LOS ANGELES — Railway Age magazine has named Wilmington, Calif.-based Pacific Harbor Line, Inc. 2009 Short Line Railroad of the Year for replacing and expanding its entire locomotive fleet with 22 low-emission diesel-electric units. Doing so also made Pacific Harbor Line the greenest railroad in America.
The railroad estimates fuel savings of seven to nine percent. Particulate emissions have been cut by at least 70 percent and nitrogen oxide emissions are 46 percent lower.
Pacific Harbor Line began operations in 1998 serving the ports of Los Angeles and Long Beach, which are the two busiest container ports by volume in North America.

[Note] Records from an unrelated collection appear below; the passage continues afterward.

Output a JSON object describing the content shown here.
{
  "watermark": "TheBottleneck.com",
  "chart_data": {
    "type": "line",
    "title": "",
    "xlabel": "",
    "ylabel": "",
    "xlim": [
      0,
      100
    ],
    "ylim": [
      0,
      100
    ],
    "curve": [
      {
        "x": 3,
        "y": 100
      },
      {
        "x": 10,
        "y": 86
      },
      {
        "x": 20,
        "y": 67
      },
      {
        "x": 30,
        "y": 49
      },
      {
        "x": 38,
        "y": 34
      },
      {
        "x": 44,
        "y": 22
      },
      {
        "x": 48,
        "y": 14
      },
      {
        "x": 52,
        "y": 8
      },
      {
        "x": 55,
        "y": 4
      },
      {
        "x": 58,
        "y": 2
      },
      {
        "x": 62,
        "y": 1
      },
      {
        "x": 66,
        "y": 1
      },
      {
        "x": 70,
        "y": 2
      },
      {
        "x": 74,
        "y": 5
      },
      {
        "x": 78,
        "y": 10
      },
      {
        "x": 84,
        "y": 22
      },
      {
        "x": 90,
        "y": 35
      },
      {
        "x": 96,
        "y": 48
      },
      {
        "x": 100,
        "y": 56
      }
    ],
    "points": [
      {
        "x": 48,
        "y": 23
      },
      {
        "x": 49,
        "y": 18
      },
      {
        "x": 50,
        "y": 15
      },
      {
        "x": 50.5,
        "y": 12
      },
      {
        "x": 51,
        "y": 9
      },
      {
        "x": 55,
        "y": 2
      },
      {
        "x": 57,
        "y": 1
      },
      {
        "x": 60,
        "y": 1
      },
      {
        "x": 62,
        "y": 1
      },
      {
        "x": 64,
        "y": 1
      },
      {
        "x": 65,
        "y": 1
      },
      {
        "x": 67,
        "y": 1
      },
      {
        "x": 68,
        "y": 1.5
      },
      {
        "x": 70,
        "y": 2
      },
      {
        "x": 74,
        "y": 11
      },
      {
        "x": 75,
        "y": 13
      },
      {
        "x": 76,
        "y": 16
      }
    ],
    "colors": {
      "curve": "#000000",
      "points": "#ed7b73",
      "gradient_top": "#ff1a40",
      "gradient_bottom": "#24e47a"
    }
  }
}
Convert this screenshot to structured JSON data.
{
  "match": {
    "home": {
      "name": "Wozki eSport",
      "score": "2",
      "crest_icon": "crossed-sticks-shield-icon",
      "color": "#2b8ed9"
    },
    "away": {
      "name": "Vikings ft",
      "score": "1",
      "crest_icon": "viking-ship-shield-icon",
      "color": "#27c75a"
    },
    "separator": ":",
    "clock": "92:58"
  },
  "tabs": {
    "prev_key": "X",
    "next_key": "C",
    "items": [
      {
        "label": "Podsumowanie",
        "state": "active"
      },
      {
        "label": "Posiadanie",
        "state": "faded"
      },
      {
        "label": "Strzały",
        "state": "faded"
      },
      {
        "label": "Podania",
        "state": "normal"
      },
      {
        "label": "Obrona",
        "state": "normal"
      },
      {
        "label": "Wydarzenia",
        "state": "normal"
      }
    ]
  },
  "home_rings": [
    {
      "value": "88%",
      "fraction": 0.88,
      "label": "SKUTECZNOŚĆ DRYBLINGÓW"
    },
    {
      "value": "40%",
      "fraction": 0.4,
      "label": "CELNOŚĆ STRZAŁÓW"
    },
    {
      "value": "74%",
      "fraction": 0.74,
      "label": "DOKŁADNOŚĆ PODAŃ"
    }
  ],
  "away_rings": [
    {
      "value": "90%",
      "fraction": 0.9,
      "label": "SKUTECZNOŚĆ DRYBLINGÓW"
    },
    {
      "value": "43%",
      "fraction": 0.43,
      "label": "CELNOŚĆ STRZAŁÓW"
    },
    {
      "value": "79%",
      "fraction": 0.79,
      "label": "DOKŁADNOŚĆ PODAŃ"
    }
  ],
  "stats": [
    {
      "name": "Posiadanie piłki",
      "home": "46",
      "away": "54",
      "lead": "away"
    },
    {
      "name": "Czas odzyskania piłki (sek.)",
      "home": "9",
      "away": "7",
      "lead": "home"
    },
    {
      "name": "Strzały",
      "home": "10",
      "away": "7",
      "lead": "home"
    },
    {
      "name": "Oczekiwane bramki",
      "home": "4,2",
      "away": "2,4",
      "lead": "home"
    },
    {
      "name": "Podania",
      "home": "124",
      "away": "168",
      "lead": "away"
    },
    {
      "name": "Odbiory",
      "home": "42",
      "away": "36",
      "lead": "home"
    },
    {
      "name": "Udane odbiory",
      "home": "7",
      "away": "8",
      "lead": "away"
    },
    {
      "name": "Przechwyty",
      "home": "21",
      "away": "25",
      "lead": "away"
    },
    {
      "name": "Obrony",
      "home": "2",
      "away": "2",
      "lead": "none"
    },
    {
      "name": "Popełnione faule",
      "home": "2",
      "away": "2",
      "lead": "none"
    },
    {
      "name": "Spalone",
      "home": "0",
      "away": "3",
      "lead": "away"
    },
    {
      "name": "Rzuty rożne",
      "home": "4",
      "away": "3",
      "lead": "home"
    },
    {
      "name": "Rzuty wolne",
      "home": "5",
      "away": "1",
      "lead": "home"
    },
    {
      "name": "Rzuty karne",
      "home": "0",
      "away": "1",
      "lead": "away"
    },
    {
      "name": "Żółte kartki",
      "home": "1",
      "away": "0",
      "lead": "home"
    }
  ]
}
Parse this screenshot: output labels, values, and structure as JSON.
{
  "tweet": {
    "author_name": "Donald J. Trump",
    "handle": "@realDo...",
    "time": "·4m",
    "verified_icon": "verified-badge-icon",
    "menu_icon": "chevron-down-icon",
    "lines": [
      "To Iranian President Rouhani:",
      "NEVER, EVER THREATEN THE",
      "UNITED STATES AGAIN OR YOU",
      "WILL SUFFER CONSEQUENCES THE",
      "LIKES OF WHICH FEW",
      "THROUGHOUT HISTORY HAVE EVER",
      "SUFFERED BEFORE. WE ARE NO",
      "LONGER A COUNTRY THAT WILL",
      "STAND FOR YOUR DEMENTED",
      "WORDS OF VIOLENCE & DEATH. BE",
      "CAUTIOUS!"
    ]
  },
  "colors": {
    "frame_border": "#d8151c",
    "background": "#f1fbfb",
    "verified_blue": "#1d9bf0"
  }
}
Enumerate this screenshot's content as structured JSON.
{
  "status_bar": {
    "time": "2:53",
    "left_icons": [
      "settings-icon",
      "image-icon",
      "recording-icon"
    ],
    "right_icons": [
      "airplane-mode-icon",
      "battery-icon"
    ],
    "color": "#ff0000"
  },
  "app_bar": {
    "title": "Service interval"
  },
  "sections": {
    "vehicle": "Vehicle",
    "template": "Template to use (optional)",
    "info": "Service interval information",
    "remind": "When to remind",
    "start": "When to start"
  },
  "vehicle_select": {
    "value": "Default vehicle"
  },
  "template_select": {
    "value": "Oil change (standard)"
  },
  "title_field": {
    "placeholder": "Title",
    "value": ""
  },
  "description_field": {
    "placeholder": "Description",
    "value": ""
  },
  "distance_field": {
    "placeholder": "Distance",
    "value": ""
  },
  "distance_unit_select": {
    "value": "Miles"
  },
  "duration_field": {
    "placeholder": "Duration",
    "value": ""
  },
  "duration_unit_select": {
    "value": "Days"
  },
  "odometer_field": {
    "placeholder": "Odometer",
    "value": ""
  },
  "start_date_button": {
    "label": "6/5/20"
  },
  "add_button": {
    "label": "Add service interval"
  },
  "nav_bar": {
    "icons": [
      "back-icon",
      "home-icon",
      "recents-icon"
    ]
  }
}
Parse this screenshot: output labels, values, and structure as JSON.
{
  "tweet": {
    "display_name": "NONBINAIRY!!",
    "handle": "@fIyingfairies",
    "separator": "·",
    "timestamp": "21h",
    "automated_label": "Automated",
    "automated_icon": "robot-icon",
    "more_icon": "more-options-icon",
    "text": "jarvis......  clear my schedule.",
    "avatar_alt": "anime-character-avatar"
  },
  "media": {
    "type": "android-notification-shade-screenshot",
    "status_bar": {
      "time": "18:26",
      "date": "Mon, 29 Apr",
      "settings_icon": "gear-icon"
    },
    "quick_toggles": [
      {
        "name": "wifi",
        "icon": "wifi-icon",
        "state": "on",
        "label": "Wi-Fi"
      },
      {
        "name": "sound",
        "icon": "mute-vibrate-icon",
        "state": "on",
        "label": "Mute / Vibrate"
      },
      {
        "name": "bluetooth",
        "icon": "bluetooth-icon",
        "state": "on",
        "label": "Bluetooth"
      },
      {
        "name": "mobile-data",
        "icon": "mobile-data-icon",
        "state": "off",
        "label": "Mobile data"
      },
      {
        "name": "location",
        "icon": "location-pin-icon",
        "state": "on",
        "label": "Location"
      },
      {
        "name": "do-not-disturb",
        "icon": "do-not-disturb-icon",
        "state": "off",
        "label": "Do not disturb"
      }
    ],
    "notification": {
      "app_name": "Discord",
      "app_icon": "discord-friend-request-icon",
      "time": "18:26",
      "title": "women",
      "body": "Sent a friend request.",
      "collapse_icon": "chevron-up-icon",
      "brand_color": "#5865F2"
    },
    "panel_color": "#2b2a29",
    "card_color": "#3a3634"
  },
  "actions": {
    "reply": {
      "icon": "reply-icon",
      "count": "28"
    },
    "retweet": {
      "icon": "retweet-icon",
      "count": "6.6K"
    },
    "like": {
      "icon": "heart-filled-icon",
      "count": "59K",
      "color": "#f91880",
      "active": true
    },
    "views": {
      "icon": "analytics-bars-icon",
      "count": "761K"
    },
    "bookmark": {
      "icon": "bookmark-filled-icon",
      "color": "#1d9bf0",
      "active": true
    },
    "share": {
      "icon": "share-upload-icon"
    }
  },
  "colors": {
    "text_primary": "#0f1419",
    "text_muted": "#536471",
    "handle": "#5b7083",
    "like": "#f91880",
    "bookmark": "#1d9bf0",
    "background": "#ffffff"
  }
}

The changeover cost about $30 million and was achieved with financial assistance from the two ports and California’s Carl Moyer Program, which is administered by the South Coast Air Quality Management District.
The award will be presented at the American Short Line and Regional Railroad Association’s annual meeting in Las Vegas, Nev., April 25-28. PHL will also be featured in Railway Age’s April 2009 issue.
In announcing the award, Railway Age Publisher Robert P. DeMarco notes, “This year’s winner has leveraged energy savings and environmental advantages to best effect among the many quality candidates nominated.”
PHL operates 75 miles of track owned by the two ports, serving nine on-dock intermodal terminals and numerous carload customers. It exchanges nearly two million on-dock containers each year with BNSF and Union Pacific railroads, and about 36,000 carloads–reducing the strain on the Los Angeles basin’s highway system.
Railway Age is the transportation industry’s oldest trade magazine, and celebrated its 150th anniversary in 2006.